Tuesday, January 27, 2015
"Night Will Fall" documents early filmmaking about the Holocaust
“Night Will Fall”, by Andre Singer, is a new documentary (2015, 77 minutes) about the lost film footage made by Sidney Bernstein and Alfred Hitchcock in 1945 as the Allies discovered the concentration camps when liberating Europe from the Nazis. The documentary would be called “Memory of the Camps” (70 minutes) and focused on the existential challenge to mankind’s future in civilized living, in that could degenerate into such animal-like brutality. The title of the film refers to how the Allies discovered the first camps: from the stench at night, but they didn’t really see it until broad daylight.

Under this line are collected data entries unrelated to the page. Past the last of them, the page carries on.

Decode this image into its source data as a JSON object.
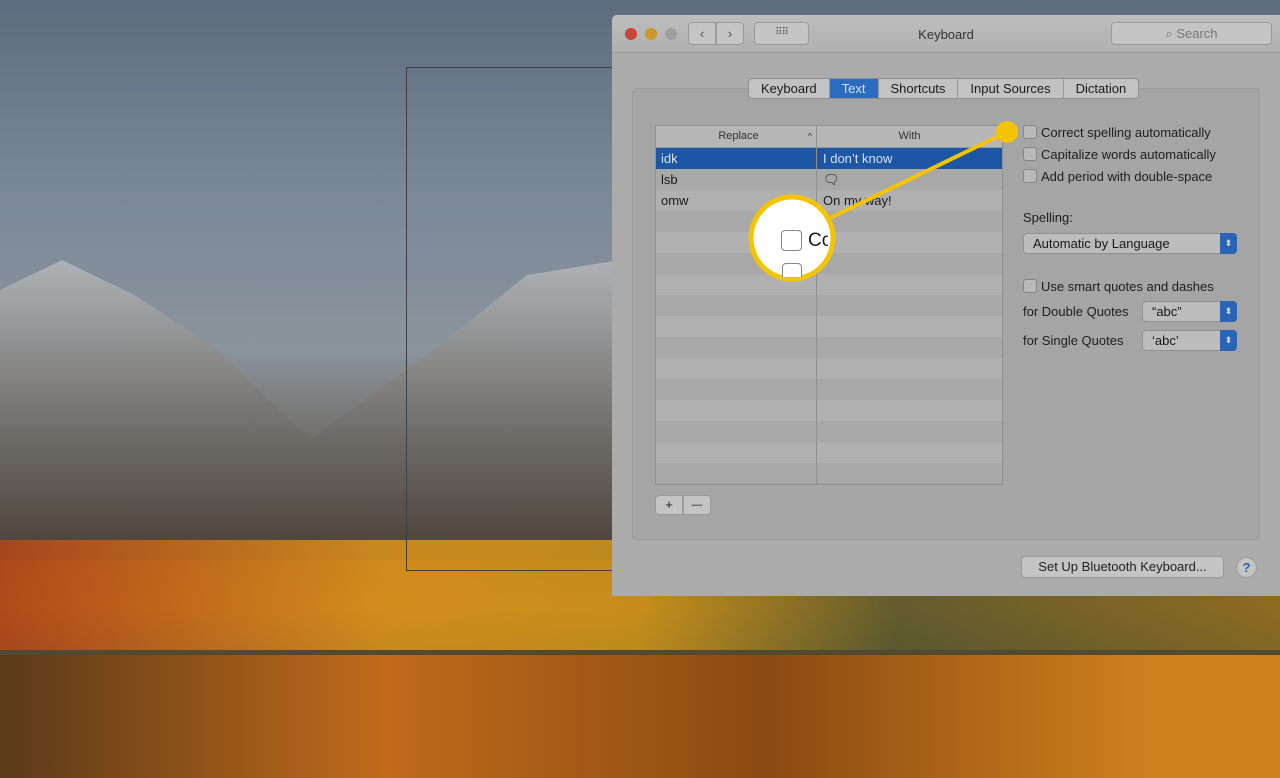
{
  "window": {
    "title": "Keyboard",
    "search_placeholder": "Search",
    "grid_icon": "grid-icon"
  },
  "tabs": [
    {
      "label": "Keyboard"
    },
    {
      "label": "Text",
      "selected": true
    },
    {
      "label": "Shortcuts"
    },
    {
      "label": "Input Sources"
    },
    {
      "label": "Dictation"
    }
  ],
  "table": {
    "headers": {
      "replace": "Replace",
      "with": "With"
    },
    "rows": [
      {
        "replace": "idk",
        "with": "I don’t know",
        "selected": true
      },
      {
        "replace": "lsb",
        "with": "🗨"
      },
      {
        "replace": "omw",
        "with": "On my way!"
      }
    ]
  },
  "buttons": {
    "add": "+",
    "remove": "—",
    "bluetooth": "Set Up Bluetooth Keyboard...",
    "help": "?"
  },
  "options": {
    "correct_spelling": "Correct spelling automatically",
    "capitalize": "Capitalize words automatically",
    "period": "Add period with double-space",
    "spelling_label": "Spelling:",
    "spelling_value": "Automatic by Language",
    "smart_quotes": "Use smart quotes and dashes",
    "double_label": "for Double Quotes",
    "double_value": "“abc”",
    "single_label": "for Single Quotes",
    "single_value": "‘abc’"
  },
  "callout": {
    "text": "Co",
    "color": "#f5c400"
  }
}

Later, Billy Wilder would make a documentary short, “Death Mills”, which was more matter-of-fact, on the guilt of the Germans.
The film shows lots of graphic footage of the remains found by the Allies.

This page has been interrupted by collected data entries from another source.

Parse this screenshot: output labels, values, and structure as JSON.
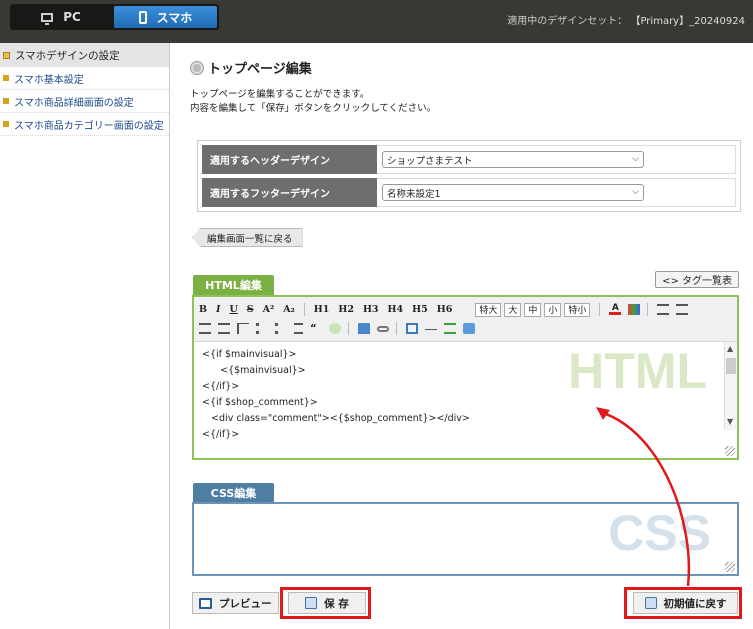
{
  "topbar": {
    "tabs": [
      {
        "label": "PC",
        "icon": "monitor-icon",
        "active": false
      },
      {
        "label": "スマホ",
        "icon": "smartphone-icon",
        "active": true
      }
    ],
    "design_set_label": "適用中のデザインセット：",
    "design_set_value": "【Primary】_20240924"
  },
  "sidebar": {
    "heading": "スマホデザインの設定",
    "items": [
      {
        "label": "スマホ基本設定"
      },
      {
        "label": "スマホ商品詳細画面の設定"
      },
      {
        "label": "スマホ商品カテゴリー画面の設定"
      }
    ]
  },
  "main": {
    "title": "トップページ編集",
    "desc_line1": "トップページを編集することができます。",
    "desc_line2": "内容を編集して「保存」ボタンをクリックしてください。",
    "header_design_label": "適用するヘッダーデザイン",
    "header_design_value": "ショップさまテスト",
    "footer_design_label": "適用するフッターデザイン",
    "footer_design_value": "名称未設定1",
    "back_label": "編集画面一覧に戻る",
    "tag_list_label": "<> タグ一覧表",
    "html_tab": "HTML編集",
    "css_tab": "CSS編集",
    "html_watermark": "HTML",
    "css_watermark": "CSS",
    "toolbar_row1": [
      "B",
      "I",
      "U",
      "S",
      "A²",
      "A₂",
      "H1",
      "H2",
      "H3",
      "H4",
      "H5",
      "H6"
    ],
    "size_buttons": [
      "特大",
      "大",
      "中",
      "小",
      "特小"
    ],
    "code_lines": [
      "<{if $mainvisual}>",
      "      <{$mainvisual}>",
      "<{/if}>",
      "",
      "<{if $shop_comment}>",
      "   <div class=\"comment\"><{$shop_comment}></div>",
      "<{/if}>"
    ],
    "preview_label": "プレビュー",
    "save_label": "保 存",
    "reset_label": "初期値に戻す"
  },
  "colors": {
    "accent_blue": "#1f6bb5",
    "html_green": "#7bb043",
    "css_blue": "#4f7ea3",
    "highlight_red": "#e01a1a"
  }
}
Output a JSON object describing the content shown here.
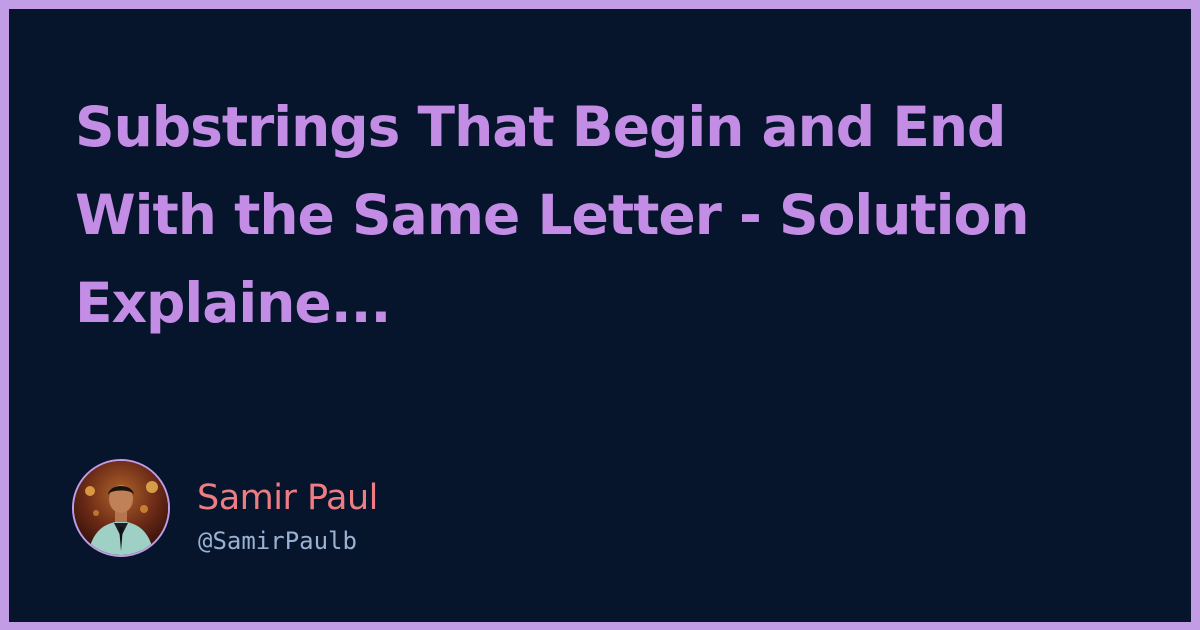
{
  "post": {
    "title": "Substrings That Begin and End With the Same Letter - Solution Explaine..."
  },
  "author": {
    "name": "Samir Paul",
    "handle": "@SamirPaulb",
    "avatar_icon": "profile-photo"
  },
  "colors": {
    "border": "#c39ce6",
    "background": "#06152b",
    "title": "#c38de5",
    "name": "#ee7d83",
    "handle": "#9ab1d2"
  }
}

It also notes that the Nazis hoarded all the physical possessions of the prisoners, from toy trains to sewing needles, even to teeth with jaws removed. Much of the footage comes from Auschwitz-Birkenau, which I visited myself in May, 1999.
The film aired first on HBO Monday January 26, 2015. The official site is here. Today, January 27, is the 70th anniversary of the liberation of Auschwitz (BBC story).
The title of the film recalls the book “Night” by Elie Wiesel, which is often read by high school students in translated, abridged form. Lesson plans for ninth-grade English (even with reading quizzes) used it a lot when I worked as a substitute teacher.